What is a decent budget? ›

In the 50/20/30 budget, 50% of your net income should go to your needs, 20% should go to savings, and 30% should go to your wants. If you've read the Essentials of Budgeting, you're already familiar with the idea of wants and needs. This budget recommends a specific balance for your spending on wants and needs.

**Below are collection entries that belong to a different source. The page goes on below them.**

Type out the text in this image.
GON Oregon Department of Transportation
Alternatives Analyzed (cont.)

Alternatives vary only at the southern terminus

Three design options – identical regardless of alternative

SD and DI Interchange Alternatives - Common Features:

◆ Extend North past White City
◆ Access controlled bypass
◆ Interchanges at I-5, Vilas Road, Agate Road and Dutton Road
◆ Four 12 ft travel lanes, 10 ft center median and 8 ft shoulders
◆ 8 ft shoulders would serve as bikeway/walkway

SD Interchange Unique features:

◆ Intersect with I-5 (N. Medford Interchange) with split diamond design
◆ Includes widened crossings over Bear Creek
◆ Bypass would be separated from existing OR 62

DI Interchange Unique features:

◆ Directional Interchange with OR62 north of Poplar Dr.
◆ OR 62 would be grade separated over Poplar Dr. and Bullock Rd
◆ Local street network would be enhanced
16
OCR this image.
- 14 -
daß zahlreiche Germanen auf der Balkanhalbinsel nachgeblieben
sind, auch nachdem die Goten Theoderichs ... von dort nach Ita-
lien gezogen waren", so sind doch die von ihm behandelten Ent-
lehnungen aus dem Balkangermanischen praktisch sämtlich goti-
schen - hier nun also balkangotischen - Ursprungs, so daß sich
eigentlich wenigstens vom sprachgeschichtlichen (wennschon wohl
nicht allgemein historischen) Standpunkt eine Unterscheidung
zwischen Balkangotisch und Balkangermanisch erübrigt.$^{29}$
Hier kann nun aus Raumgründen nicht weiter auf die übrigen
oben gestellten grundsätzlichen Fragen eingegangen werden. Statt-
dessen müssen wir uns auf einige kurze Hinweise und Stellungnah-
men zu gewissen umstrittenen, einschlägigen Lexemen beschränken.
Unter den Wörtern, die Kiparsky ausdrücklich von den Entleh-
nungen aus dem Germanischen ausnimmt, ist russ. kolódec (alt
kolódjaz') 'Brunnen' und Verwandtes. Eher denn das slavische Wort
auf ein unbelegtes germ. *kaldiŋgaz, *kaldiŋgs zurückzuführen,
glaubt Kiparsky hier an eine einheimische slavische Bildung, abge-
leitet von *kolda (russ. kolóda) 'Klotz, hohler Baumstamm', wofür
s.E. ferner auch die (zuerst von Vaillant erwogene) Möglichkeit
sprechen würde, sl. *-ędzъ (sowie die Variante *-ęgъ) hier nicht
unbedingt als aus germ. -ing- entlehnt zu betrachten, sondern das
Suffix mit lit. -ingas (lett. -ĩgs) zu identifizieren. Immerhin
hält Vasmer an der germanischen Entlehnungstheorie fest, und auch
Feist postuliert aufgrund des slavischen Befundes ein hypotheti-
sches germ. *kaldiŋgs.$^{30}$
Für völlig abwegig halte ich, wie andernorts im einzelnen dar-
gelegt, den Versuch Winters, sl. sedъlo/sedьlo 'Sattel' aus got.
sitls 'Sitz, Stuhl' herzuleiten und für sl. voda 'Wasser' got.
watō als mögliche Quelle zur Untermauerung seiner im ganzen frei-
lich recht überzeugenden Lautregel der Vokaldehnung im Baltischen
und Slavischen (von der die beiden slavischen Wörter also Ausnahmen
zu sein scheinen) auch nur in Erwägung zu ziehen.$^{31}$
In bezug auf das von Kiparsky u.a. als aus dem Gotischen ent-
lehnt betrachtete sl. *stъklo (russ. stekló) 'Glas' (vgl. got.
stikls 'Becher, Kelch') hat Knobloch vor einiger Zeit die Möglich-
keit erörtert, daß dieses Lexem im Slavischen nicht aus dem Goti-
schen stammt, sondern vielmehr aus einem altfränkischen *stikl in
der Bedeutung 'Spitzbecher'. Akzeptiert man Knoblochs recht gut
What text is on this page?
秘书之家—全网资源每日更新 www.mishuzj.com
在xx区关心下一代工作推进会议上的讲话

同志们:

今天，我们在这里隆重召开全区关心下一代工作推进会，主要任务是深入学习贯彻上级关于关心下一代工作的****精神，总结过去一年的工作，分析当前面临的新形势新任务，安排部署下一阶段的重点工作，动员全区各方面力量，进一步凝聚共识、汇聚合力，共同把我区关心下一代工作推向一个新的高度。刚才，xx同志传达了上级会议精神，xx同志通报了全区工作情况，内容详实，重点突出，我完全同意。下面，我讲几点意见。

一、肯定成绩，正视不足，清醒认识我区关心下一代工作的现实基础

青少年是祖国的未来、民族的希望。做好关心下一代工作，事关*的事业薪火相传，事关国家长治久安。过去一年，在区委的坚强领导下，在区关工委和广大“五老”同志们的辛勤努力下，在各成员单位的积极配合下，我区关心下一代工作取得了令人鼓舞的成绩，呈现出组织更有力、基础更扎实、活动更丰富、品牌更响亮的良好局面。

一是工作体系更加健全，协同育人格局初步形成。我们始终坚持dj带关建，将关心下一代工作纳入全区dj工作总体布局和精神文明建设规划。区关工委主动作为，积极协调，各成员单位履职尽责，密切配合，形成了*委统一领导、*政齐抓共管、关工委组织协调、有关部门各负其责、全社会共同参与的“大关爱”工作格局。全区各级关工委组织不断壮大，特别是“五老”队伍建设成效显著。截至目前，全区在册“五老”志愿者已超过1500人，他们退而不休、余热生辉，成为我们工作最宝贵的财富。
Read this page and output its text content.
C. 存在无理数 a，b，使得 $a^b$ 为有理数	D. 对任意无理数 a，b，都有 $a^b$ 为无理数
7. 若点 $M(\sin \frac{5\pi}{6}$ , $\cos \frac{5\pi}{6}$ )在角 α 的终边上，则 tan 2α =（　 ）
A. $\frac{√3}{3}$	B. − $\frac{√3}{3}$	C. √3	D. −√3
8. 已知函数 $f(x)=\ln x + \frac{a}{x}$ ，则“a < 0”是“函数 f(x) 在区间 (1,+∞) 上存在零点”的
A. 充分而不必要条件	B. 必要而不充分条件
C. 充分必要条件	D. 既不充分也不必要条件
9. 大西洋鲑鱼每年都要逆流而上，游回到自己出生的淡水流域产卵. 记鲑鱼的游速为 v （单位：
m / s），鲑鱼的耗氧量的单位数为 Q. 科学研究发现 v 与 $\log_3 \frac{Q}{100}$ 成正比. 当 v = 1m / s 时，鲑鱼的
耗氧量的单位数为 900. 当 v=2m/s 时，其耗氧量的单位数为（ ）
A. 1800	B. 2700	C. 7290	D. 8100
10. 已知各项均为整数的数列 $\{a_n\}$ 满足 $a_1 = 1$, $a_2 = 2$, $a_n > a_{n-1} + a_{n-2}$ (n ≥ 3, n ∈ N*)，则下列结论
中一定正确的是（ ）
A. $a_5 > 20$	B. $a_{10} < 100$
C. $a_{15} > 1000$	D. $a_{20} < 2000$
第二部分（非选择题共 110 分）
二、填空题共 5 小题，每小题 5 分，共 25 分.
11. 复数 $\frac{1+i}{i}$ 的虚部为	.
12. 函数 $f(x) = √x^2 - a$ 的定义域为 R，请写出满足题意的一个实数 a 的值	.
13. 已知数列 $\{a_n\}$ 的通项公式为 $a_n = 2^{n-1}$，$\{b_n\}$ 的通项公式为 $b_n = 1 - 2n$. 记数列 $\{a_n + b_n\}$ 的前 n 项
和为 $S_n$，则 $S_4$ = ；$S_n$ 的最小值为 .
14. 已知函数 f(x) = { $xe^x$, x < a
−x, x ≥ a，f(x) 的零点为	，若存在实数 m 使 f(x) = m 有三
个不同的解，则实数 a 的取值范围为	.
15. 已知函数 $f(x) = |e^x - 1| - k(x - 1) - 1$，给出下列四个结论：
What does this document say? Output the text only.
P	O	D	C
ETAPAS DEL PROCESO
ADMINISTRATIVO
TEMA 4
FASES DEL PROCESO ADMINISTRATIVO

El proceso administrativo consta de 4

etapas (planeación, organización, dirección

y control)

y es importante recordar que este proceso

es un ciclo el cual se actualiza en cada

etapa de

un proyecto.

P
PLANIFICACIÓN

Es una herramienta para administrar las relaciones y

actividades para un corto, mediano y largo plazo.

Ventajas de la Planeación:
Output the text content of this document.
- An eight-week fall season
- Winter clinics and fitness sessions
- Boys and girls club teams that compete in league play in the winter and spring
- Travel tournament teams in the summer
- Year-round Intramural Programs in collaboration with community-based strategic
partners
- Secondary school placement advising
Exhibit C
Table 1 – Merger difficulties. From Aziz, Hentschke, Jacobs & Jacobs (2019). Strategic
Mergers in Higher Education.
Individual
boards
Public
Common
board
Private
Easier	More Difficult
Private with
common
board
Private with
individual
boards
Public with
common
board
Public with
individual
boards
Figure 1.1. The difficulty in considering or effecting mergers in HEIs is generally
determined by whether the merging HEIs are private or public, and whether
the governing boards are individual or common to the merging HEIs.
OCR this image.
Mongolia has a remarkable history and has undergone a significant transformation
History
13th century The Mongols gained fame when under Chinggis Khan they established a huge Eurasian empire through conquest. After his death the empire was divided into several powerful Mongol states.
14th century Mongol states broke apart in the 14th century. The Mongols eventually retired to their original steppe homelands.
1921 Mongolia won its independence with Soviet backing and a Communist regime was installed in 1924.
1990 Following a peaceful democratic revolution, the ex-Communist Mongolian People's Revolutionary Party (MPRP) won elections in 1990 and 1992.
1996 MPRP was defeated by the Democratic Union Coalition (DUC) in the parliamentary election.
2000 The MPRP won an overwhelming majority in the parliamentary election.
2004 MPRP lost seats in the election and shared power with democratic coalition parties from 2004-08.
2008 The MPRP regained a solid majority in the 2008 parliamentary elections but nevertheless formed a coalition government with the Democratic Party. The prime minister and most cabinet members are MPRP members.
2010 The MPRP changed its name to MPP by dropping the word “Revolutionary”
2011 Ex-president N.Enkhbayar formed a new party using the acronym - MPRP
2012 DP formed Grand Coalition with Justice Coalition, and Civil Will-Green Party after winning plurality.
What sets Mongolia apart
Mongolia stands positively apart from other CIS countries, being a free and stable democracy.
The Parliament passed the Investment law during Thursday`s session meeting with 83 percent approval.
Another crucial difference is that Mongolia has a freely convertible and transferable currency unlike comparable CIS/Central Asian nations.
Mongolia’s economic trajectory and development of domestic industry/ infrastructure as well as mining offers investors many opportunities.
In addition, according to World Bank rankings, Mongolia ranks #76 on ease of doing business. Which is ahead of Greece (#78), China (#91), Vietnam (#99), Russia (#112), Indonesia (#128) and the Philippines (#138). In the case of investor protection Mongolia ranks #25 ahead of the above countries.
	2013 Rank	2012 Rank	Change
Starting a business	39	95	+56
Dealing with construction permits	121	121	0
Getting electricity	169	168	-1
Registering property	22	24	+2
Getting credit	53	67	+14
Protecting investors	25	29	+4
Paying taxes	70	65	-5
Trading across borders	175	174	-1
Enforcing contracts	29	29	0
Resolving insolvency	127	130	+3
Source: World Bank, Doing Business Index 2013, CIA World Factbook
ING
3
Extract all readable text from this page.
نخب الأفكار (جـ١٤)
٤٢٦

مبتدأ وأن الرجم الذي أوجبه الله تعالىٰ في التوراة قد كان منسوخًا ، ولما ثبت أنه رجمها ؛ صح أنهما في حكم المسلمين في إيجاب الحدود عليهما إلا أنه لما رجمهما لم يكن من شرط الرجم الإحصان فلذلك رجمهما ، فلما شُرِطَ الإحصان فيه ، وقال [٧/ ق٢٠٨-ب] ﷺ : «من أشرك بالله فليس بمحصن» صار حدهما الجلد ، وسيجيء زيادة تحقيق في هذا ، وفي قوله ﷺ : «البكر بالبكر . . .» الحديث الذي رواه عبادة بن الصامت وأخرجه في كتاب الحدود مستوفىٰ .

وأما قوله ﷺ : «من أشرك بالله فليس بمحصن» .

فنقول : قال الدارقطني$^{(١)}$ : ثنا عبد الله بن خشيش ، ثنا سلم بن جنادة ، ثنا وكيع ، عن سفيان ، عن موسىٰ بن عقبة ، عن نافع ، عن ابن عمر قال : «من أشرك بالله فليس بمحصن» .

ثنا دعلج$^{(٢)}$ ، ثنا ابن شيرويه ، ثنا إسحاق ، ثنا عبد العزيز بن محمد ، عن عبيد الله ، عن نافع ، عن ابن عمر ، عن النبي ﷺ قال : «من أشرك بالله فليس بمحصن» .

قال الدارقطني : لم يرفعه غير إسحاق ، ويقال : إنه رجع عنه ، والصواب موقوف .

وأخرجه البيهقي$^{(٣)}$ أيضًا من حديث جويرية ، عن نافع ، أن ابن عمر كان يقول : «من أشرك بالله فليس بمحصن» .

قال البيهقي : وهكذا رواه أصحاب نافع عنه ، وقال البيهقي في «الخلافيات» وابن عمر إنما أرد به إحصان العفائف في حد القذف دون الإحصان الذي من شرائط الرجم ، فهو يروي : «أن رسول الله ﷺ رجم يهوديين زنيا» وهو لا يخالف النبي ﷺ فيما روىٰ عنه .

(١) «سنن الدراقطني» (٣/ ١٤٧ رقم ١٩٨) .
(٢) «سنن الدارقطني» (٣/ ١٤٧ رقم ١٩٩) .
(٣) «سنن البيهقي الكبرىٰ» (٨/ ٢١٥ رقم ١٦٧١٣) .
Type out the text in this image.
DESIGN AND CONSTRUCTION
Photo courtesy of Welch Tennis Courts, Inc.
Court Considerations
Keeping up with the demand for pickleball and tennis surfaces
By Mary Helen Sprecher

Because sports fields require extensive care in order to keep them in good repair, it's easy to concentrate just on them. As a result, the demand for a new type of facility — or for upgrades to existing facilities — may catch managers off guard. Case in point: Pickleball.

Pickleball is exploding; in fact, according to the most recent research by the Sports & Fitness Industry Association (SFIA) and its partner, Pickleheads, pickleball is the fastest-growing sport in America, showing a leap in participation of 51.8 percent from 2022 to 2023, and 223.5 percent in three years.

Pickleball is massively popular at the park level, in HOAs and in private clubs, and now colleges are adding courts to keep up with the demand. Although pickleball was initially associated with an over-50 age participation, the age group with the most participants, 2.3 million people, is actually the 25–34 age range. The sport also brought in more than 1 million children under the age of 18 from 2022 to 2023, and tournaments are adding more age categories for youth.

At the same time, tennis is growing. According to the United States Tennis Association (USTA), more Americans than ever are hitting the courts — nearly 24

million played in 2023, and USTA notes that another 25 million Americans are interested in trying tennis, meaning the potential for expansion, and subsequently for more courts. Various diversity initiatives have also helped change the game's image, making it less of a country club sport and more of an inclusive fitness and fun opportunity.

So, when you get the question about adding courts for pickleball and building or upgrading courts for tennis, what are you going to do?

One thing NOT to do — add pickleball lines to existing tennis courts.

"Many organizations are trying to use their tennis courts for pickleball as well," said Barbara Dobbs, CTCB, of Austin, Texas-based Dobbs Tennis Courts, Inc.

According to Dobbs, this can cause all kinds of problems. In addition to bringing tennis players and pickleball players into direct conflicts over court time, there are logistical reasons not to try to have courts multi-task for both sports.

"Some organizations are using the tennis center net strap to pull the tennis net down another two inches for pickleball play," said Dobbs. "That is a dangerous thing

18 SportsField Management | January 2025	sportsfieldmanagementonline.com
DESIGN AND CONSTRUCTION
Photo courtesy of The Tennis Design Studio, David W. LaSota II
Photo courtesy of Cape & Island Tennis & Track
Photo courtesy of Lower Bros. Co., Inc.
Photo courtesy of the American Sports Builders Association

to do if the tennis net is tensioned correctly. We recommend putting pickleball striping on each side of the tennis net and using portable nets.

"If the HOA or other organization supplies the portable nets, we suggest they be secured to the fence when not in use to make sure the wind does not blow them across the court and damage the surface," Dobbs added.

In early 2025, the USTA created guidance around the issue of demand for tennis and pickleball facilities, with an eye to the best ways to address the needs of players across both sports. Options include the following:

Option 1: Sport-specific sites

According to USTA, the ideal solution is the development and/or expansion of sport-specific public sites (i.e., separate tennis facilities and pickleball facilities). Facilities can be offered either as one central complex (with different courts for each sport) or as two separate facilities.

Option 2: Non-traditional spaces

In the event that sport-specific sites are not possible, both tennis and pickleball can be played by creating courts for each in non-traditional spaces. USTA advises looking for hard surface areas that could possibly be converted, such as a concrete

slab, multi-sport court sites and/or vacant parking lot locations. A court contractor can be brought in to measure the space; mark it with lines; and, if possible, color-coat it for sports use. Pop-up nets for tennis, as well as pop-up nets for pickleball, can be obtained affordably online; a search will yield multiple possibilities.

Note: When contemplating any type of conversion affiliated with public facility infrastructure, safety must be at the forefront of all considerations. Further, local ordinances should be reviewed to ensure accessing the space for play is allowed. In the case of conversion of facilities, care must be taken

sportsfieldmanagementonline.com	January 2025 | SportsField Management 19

How to budget worksheet? ›

How to create a budget worksheet
  1. Create the worksheet. Whether you're using a notebook or software program for your worksheet, create your budget to have multiple rows for each item you want to include. ...
  2. List the metrics you want to track. ...
  3. Include budgeted estimates. ...
  4. Track your actual numbers. ...
  5. Update your budget regularly.
Oct 22, 2023

What are the three 3 common budgeting mistakes to avoid? ›

10 of The Most Common Budgeting Mistakes to Avoid
  • Financial Goals Aren't Clear. ...
  • Not Tracking Expenses. ...
  • Overspending. ...
  • Not Planning For Unexpected Expenses. ...
  • Not Adjusting Budgets As Circ*mstances Change. ...
  • Thinking That Budgeting Is Easy. ...
  • Underestimating Expenses. ...
  • Relying Too Much On Credit.
Feb 28, 2024

What is the $27.40 rule? ›

Instead of thinking about saving $10,000 in a year, try focusing on saving $27.40 per day – what's also known as the “27.40 rule” because $27.40 multiplied by 365 equals $10,001. If you break this down into savings per day, week, and month, here's what you're looking at in terms of numbers: Per day: $27. Per week: $192.

How much does Dave Ramsey say to save? ›

According to the Ramsey Solutions post, the recommendation is to invest 15% of your household income for retirement. The article uses the example of a household income which is $80,000 annually. Based on these earnings, each year you need to invest $12,000 towards your retirement savings.

What is the rule of 70 in simple terms? ›

The Rule of 70 Formula

Hence, the doubling time is simply 70 divided by the constant annual growth rate. For instance, consider a quantity that grows consistently at 5% annually. According to the Rule of 70, it will take 14 years (70/5) for the quantity to double.

How do you use the 70 rule? ›

Put simply, the 70 percent rule states that you shouldn't buy a distressed property for more than 70 percent of the home's after-repair value (ARV) — in other words, how much the house will likely sell for once fixed — minus the cost of repairs.

What is the 80 10 10 budget? ›

When following the 10-10-80 rule, you take your income and divide it into three parts: 10% goes into your savings, and the other 10% is given away, either as charitable donations or to help others. The remaining 80% is yours to live on, and you can spend it on bills, groceries, Netflix subscriptions, etc.

What is the 80 budget rule? ›

The rule requires that you divide after-tax income into two categories: savings and everything else. As long as 20% of your income is used to pay yourself first, you're free to spend the remaining 80% on needs and wants. That's it; no expense categories, no tracking your individual dollars.